Ich ließ den Kopf kreisen, um die plötzliche Verspannung in meinem Nacken zu lösen. An ihr trug nicht mein Vater mit seinen Kalender-Ausschweifungen Schuld, sondern das darauffolgende Gespräch mit meiner Mutter.

Kaum war Dad nach dem Mittagessen in seinem Studierzimmer verschwunden gewesen, hatte sie versucht, mich über William auszuhorchen, und ein wahres Gefühlspotpourri über mir ausgegossen.

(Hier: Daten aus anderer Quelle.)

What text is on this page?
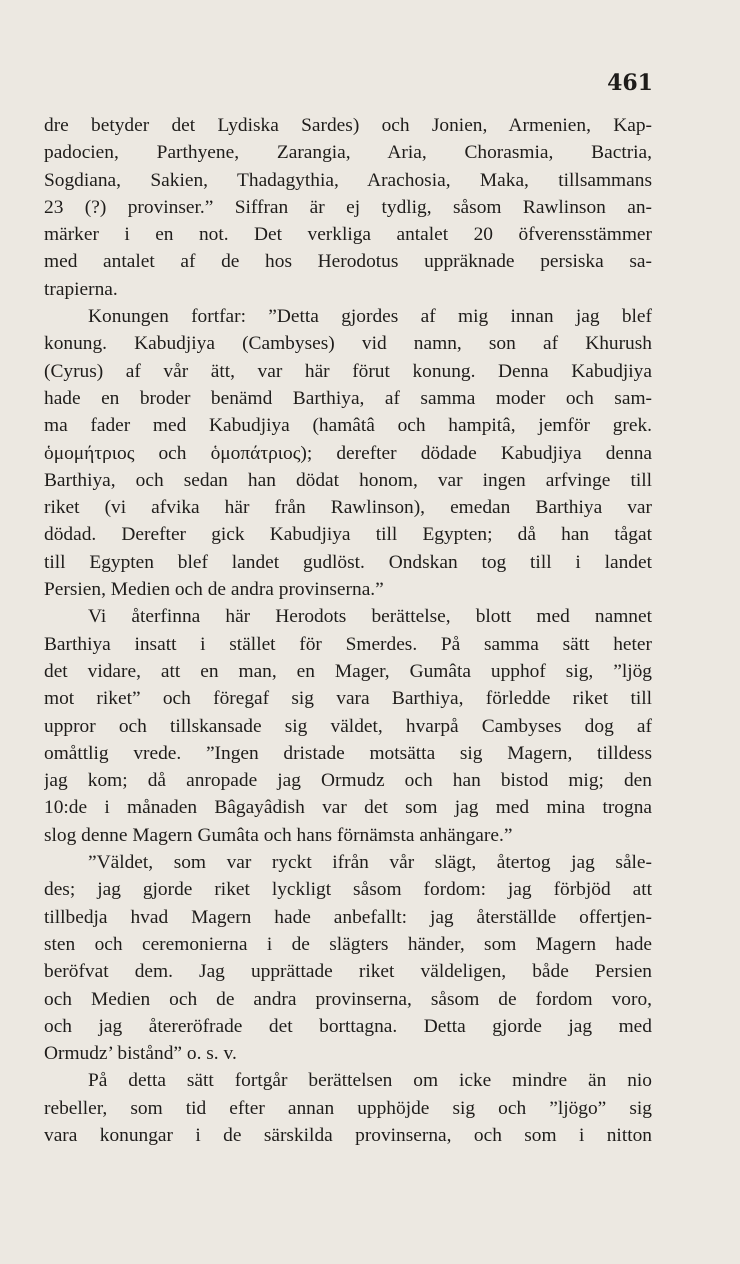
461
dre betyder det Lydiska Sardes) och Jonien, Armenien, Kap-
padocien, Parthyene, Zarangia, Aria, Chorasmia, Bactria,
Sogdiana, Sakien, Thadagythia, Arachosia, Maka, tillsammans
23 (?) provinser.” Siffran är ej tydlig, såsom Rawlinson an-
märker i en not. Det verkliga antalet 20 öfverensstämmer
med antalet af de hos Herodotus uppräknade persiska sa-
trapierna.
Konungen fortfar: ”Detta gjordes af mig innan jag blef
konung. Kabudjiya (Cambyses) vid namn, son af Khurush
(Cyrus) af vår ätt, var här förut konung. Denna Kabudjiya
hade en broder benämd Barthiya, af samma moder och sam-
ma fader med Kabudjiya (hamâtâ och hampitâ, jemför grek.
ὁμομήτριος och ὁμοπάτριος); derefter dödade Kabudjiya denna
Barthiya, och sedan han dödat honom, var ingen arfvinge till
riket (vi afvika här från Rawlinson), emedan Barthiya var
dödad. Derefter gick Kabudjiya till Egypten; då han tågat
till Egypten blef landet gudlöst. Ondskan tog till i landet
Persien, Medien och de andra provinserna.”
Vi återfinna här Herodots berättelse, blott med namnet
Barthiya insatt i stället för Smerdes. På samma sätt heter
det vidare, att en man, en Mager, Gumâta upphof sig, ”ljög
mot riket” och föregaf sig vara Barthiya, förledde riket till
uppror och tillskansade sig väldet, hvarpå Cambyses dog af
omåttlig vrede. ”Ingen dristade motsätta sig Magern, tilldess
jag kom; då anropade jag Ormudz och han bistod mig; den
10:de i månaden Bâgayâdish var det som jag med mina trogna
slog denne Magern Gumâta och hans förnämsta anhängare.”
”Väldet, som var ryckt ifrån vår slägt, återtog jag såle-
des; jag gjorde riket lyckligt såsom fordom: jag förbjöd att
tillbedja hvad Magern hade anbefallt: jag återställde offertjen-
sten och ceremonierna i de slägters händer, som Magern hade
beröfvat dem. Jag upprättade riket väldeligen, både Persien
och Medien och de andra provinserna, såsom de fordom voro,
och jag återeröfrade det borttagna. Detta gjorde jag med
Ormudz’ bistånd” o. s. v.
På detta sätt fortgår berättelsen om icke mindre än nio
rebeller, som tid efter annan upphöjde sig och ”ljögo” sig
vara konungar i de särskilda provinserna, och som i nitton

Was hatte ich anderes erwartet, nachdem ich mit einem einzigen Satz notgedrungen die Trennung von William erwähnt hatte?

Von jeher war meine Mutter ein emotionaler Mensch, deren Empfindungen sich ohne allzu große Empathie für ihr Gegenüber Luft verschafften. Nach einem Dreh von Entrüstung zu Mitleid war sie rasch bei einem ihrer bevorzugten Themen gelandet: meinem Beruf. Ihres Erachtens war er nicht mit einer funktionierenden Beziehung in Einklang zu bringen. Ich würde diesen Umstand verdrängen und damit das traditionelle System der Familie zum Tode verurteilen. In ihrer blumigen Sprache verwendete sie manchmal sogar Ausdrücke wie »zum Schafott führen« oder »am Galgen baumeln lassen«.

Meine Mutter irrte sich. Weder schob ich etwas beiseite, noch stellte ich meine Tätigkeit höher als Liebe, Partnerschaft und später Kinder.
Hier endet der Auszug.